One of the key advantages of the Geostationary Lightning Mapper (GLM) is the ability to observe the spatial extent of lightning.  The example here shows a 1 minute accumulation of the GLM event density over Louisianna and the Gulf of Mexico.  As an aside, a GLM event is any light detected by the GLM in a 2 ms time frame.  The GLM event density is compared with the corresponding radar reflectivity and the corresponding National Lightning Detection Network (NLDN) cloud-to-ground flash density, also at 8 km.  Unlike the GLM, the NLDN identifies the location that a flash goes to ground.  (For this example, the data were accumulated into an 8 km grid that masks this NLDN capability.)  The GLM in this example shows that the total lightning is extending well beyond the locations where flashes are coming to ground into the stratiform region.  Additionally, in the southwestern portion of this example, the GLM is showing intra-cloud lightning over the Gulf of Mexico where there are no cloud-to-ground observations.

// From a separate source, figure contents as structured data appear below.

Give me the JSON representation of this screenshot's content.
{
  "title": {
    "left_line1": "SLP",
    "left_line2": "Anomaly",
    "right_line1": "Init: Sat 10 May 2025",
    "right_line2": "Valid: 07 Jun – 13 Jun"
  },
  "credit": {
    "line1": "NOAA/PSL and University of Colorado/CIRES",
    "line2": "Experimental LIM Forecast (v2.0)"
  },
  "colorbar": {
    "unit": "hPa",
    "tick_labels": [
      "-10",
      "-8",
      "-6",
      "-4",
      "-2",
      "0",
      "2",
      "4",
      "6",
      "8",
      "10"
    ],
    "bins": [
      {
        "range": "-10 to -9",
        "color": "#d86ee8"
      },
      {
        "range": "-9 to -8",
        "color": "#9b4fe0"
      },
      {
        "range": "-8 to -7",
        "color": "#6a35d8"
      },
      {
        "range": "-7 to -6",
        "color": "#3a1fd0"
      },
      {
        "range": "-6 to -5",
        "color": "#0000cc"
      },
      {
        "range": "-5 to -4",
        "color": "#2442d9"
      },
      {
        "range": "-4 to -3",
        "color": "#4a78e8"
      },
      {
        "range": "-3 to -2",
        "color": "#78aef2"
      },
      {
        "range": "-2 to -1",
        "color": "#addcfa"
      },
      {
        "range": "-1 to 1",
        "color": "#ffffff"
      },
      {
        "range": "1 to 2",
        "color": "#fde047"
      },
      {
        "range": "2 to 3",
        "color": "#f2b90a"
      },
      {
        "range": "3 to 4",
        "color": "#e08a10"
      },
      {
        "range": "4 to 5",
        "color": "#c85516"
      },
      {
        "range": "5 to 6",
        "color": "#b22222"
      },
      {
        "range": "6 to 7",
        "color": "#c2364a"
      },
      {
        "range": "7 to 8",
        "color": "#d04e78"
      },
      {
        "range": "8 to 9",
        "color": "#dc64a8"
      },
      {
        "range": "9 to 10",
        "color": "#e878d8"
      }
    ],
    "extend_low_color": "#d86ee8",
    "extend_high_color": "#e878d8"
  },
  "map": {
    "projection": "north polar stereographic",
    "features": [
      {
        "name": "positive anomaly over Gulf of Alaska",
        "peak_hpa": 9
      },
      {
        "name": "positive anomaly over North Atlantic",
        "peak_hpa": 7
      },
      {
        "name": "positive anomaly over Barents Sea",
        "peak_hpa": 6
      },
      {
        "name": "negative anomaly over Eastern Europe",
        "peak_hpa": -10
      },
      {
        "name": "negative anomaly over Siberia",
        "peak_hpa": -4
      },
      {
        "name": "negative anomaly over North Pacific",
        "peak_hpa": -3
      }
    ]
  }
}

GLM 8 km, 1 minute event density accumulation (left) with the corresponding radar reflectivity and 8 km, 1 minute NLDN cloud-to-ground density (right).

NOTE:  NOAA’s GOES-16 satellite has not been declared operational and its data are preliminary and undergoing testing. Users receiving these data through any dissemination means  (including, but not limited to, PDA and GRB) assume all risk related to their use of GOES-16 data and NOAA disclaims any and all warranties, whether express or implied, including (without limitation) any implied warranties of merchantability or fitness for a particular purpose.